Outside of body language and verbal communication – like looking patients in the eye, introducing yourself, or expressing empathy – Information technology could play a vital role in patent physician communication when used effectively.  A few modern solutions we’re beginning to see are:

  • Patient communication surveys
  • Email and SMS messaging
  • In-app feedback like ask-a-doc and form submissions
  • In-app reviews

The truth is, the most common follow up method among physicians is no contact at all, according to Technology Advice.  While traditional methods like phone calls are common, patients 18-24  prefer to use an online calendar, a preference hospitals are just beginning to respond to.

physician follow upSource: Technology Advice

3. Discuss mHealth devices patients might be using

With 62 percent of US adults owning smartphones, finding an excuse to discuss mobile apps isn’t too hard these days.  Wearables like the Apple Watch are on patients’ minds too, and have found to be a more recent topic of discussion. Like many, you may see apps as simply a way to promote your healthcare system’s services, or only as an extension of an online web portal.  Here are a few new ideas we’re seeing from hospitals that you may not be aware of:

  • Apps for pre-op and post-op – Doctors walk patients through what to expect before and after surgery, including checklists, packing information, and how to set up appointment reminders.
  • Apps for managing a health condition – Want to share heart-healthy recipes with a cardiac patient?
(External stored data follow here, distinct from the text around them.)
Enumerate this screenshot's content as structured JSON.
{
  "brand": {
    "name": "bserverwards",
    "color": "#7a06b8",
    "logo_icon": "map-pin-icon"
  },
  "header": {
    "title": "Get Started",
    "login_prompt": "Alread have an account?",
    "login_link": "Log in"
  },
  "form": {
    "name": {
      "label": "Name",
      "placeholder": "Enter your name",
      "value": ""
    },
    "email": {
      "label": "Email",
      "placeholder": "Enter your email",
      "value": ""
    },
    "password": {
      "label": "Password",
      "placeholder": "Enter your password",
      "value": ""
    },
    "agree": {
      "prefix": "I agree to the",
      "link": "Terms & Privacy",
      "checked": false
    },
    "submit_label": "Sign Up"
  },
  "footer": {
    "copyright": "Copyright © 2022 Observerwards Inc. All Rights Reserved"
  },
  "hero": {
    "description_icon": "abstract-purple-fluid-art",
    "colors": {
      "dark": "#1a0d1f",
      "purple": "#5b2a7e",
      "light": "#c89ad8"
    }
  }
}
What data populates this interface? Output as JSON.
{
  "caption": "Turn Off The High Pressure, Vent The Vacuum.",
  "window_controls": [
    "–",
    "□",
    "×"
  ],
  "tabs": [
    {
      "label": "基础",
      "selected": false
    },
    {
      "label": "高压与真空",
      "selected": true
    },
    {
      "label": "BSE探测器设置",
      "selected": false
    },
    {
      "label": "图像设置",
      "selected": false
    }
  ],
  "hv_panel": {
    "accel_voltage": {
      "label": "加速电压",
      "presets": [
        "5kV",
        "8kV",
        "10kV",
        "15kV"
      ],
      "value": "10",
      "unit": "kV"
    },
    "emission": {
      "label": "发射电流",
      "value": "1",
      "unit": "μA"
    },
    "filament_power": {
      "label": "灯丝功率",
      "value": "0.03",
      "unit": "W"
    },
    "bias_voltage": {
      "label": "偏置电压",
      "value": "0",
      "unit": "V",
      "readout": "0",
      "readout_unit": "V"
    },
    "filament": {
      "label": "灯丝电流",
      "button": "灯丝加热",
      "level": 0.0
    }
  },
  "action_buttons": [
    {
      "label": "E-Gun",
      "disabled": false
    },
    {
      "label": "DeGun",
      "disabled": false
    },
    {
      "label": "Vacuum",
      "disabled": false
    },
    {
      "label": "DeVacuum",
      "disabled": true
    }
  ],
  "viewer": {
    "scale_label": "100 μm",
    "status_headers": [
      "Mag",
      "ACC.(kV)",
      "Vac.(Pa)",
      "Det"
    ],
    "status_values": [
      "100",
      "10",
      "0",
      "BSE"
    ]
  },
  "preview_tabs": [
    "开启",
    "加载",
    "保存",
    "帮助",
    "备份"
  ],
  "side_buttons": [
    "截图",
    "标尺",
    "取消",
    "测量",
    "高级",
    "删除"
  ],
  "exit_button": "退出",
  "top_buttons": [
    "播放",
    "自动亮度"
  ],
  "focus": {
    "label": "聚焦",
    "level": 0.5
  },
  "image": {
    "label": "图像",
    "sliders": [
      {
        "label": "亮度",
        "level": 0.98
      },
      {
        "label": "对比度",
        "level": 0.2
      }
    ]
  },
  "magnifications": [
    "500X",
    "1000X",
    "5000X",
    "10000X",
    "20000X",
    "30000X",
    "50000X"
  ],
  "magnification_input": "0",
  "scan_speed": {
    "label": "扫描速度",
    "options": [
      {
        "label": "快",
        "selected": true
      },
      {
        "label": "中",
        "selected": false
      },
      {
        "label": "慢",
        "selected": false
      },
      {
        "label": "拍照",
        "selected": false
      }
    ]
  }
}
You could try brochures or pamphlets, but they are likely to go missing or simply thrown away.  Apps are great for patients that need to access information quickly.

In my own experiences, some clinicians go above and beyond to make a connection or provide resources, while others simply provide a brief diagnosis and answer a few questions.  It’s what happens after the exam room that matters to me.  How do I view lab results? What can I expect in the future?  Answers to follow-up questions can sometimes be inconvenient or difficult to ascertain quickly from a mobile device.

As tech changes the way clinicians interact with patients, keep an eye on topics like wearables and mobile apps as they enter the conversation.  With innovation at a tipping point in healthcare, how will you respond?